Expos Students Embark on Literary Scavenger Hunt

“Quentin Compson. Drowned in the odour of honeysuckle. 1891-1910.” This seemingly inscrutable epitaph is inscribed onto a brick-sized plaque on
By Nate Houghteling

“Quentin Compson. Drowned in the odour of honeysuckle. 1891-1910.” This seemingly inscrutable epitaph is inscribed onto a brick-sized plaque on the eastern railing of the Larz Anderson Bridge, just down JFK St. The plaque commemorates one of the most notorious freshmen ever to grace Harvard’s campus. Alienated by Northern academic culture, consumed by memories of his Mississippi home, and still lusting after his sister Caddy, Compson was looking for a way out on June 2, 1910. After a day of wandering aimlessly in Boston, he tied a pair of tailor’s weights to his feet and jumped from a bridge to drown in the Charles River below.

Thankfully, this story is not fact, but fiction—taken from William Faulkner’s famous novel, The Sound and the Fury. There’s no proof that Faulkner even visited the campus before publishing the novel in 1929. But Faulkner fanatics have ensured that Compson will be remembered alongside other—albeit more visibly memorialized—Harvard figures such as Harry Widener.

Which fanatics did this, however, has been a difficult question to answer. In a 1985 article for The Washington Post, Dale Russakoff claimed to have discovered the original authors of the plaque: Stanley Stefancic and Tom Sugimoto, graduate students at Harvard in the mid-60s. Since then, the plaque has been stolen and replaced, with no clues as to the identity of the culprit.

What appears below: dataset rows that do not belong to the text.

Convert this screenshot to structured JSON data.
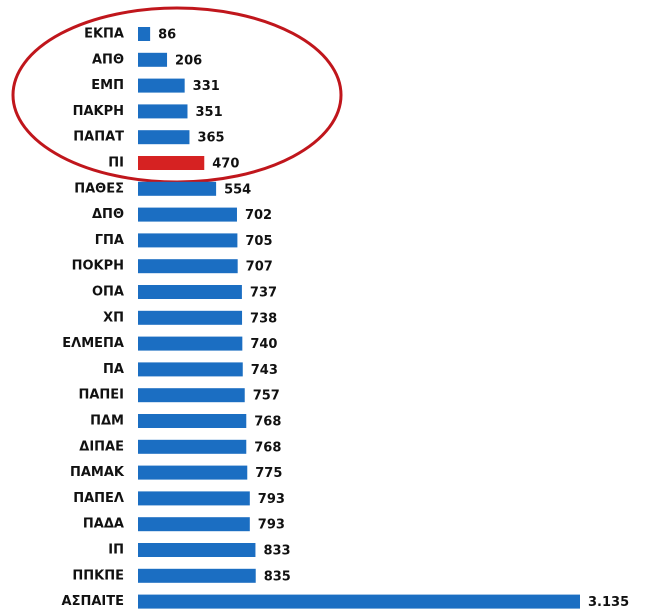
{
  "chart_data": {
    "type": "bar",
    "orientation": "horizontal",
    "categories": [
      "ΕΚΠΑ",
      "ΑΠΘ",
      "ΕΜΠ",
      "ΠΑΚΡΗ",
      "ΠΑΠΑΤ",
      "ΠΙ",
      "ΠΑΘΕΣ",
      "ΔΠΘ",
      "ΓΠΑ",
      "ΠΟΚΡΗ",
      "ΟΠΑ",
      "ΧΠ",
      "ΕΛΜΕΠΑ",
      "ΠΑ",
      "ΠΑΠΕΙ",
      "ΠΔΜ",
      "ΔΙΠΑΕ",
      "ΠΑΜΑΚ",
      "ΠΑΠΕΛ",
      "ΠΑΔΑ",
      "ΙΠ",
      "ΠΠΚΠΕ",
      "ΑΣΠΑΙΤΕ"
    ],
    "values": [
      86,
      206,
      331,
      351,
      365,
      470,
      554,
      702,
      705,
      707,
      737,
      738,
      740,
      743,
      757,
      768,
      768,
      775,
      793,
      793,
      833,
      835,
      3135
    ],
    "value_labels": [
      "86",
      "206",
      "331",
      "351",
      "365",
      "470",
      "554",
      "702",
      "705",
      "707",
      "737",
      "738",
      "740",
      "743",
      "757",
      "768",
      "768",
      "775",
      "793",
      "793",
      "833",
      "835",
      "3.135"
    ],
    "colors": [
      "#1b6ec2",
      "#1b6ec2",
      "#1b6ec2",
      "#1b6ec2",
      "#1b6ec2",
      "#d62222",
      "#1b6ec2",
      "#1b6ec2",
      "#1b6ec2",
      "#1b6ec2",
      "#1b6ec2",
      "#1b6ec2",
      "#1b6ec2",
      "#1b6ec2",
      "#1b6ec2",
      "#1b6ec2",
      "#1b6ec2",
      "#1b6ec2",
      "#1b6ec2",
      "#1b6ec2",
      "#1b6ec2",
      "#1b6ec2",
      "#1b6ec2"
    ]
  }
}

That mystery may remain unsolved, especially since finding the plaque is enough of a challenge. Each semester, preceptor Thomas A. Underwood sends his Expository Writing 20, “Southern Writers Reconsidered,” students off on a quest: find the plaque and bring back proof. “You open up The Sound and the Fury,” Underwood says, “and what you find is quite off-putting.” Bribing his students to search for the plaque with the promise of cookies, Underwood has found a way to make Faulkner’s dense prose more real.

As the plethora of photographs of the plaque adorning Underwood’s office attests, many students rise to the challenge each year. This year, Dough E. Anderson ’07 and David J. Baron ’07 were two of only a handful of students to find the plaque. The two friends teamed up to search through the snowdrifts of early March, scouring both the Lars Andersen and the Weeks Footbridge before striking gold. Chocolate chip cookies, anyone?